The theory of Reincarnation is a logical necessity for the completion of the theory of Evolution. If we admit a continuous evolution of a unit of the germ of life through many gross manifestations then we unconsciously accept the teachings of the doctrine of Reincarnation. In passing through different forms and manifestations the unit of life does not lose its identity or individuality. As an atom does not lose its identity or individuality (if you allow me to suppose an atom has a kind of individuality) although it passes from the mineral, through the vegetable, into the animal, so the germ of life always preserves its identity or individuality although it passes through the different stages of evolution.
Therefore it is said in the “Bhagavad Gîtâ,” as in our ordinary life the individual soul passes from a baby body to a young one and from a young to an old, and carries with it all the impressions, ideas and experience that it has gathered in its former stage of existence and reproduces them in proper time, so when a man dies the individual soul passes from an old body into a new one, and takes with it the subtle body wherein are stored up all that it experienced and gathered during its past incarnations.
Knowing this, wise men are never afraid of death. They know that death is nothing but a mere change from one body into another.
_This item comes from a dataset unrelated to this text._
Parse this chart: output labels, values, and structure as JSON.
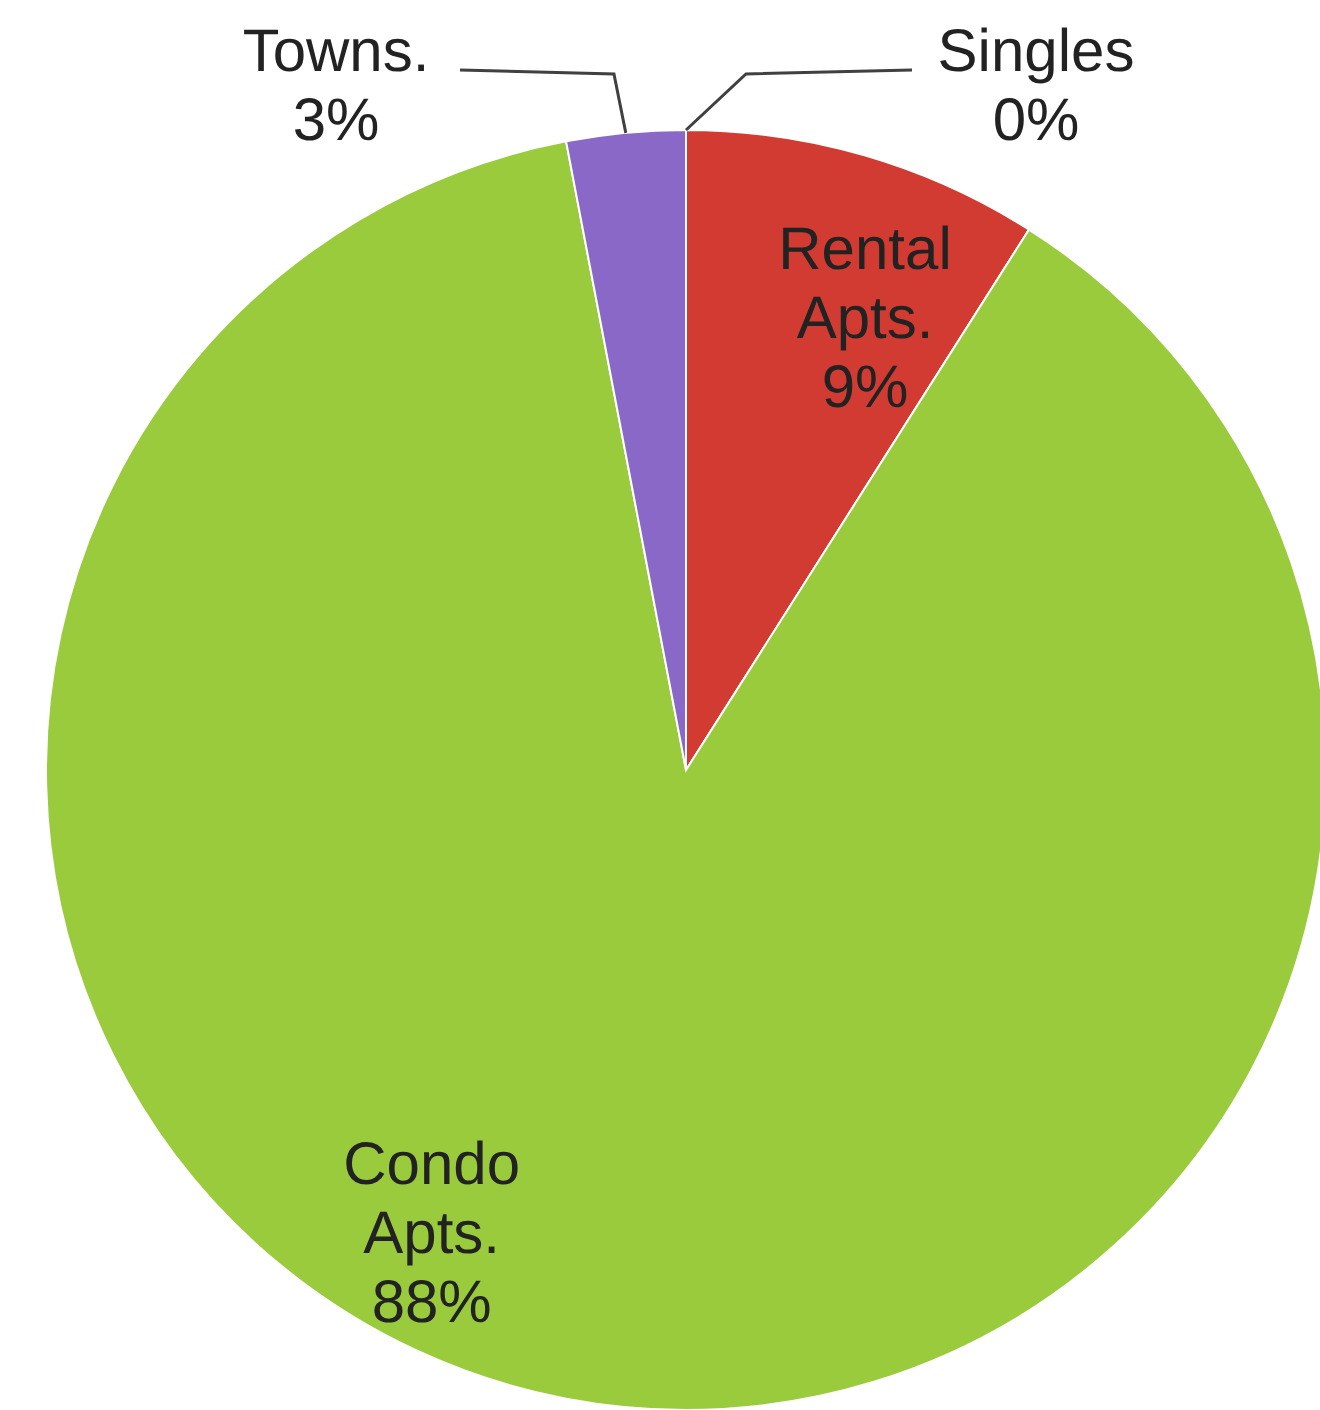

Therefore, if any one does not succeed in conquering the lower nature by the higher, he will try again in his next incarnation, after starting from the point which he reached in his past life. He will not begin again from the very beginning, but from the last stage at which he arrived. Thus we see that Reincarnation is the logical sequence of evolution. It completes and makes perfect that theory and explains the cause of the moral and spiritual nature of man.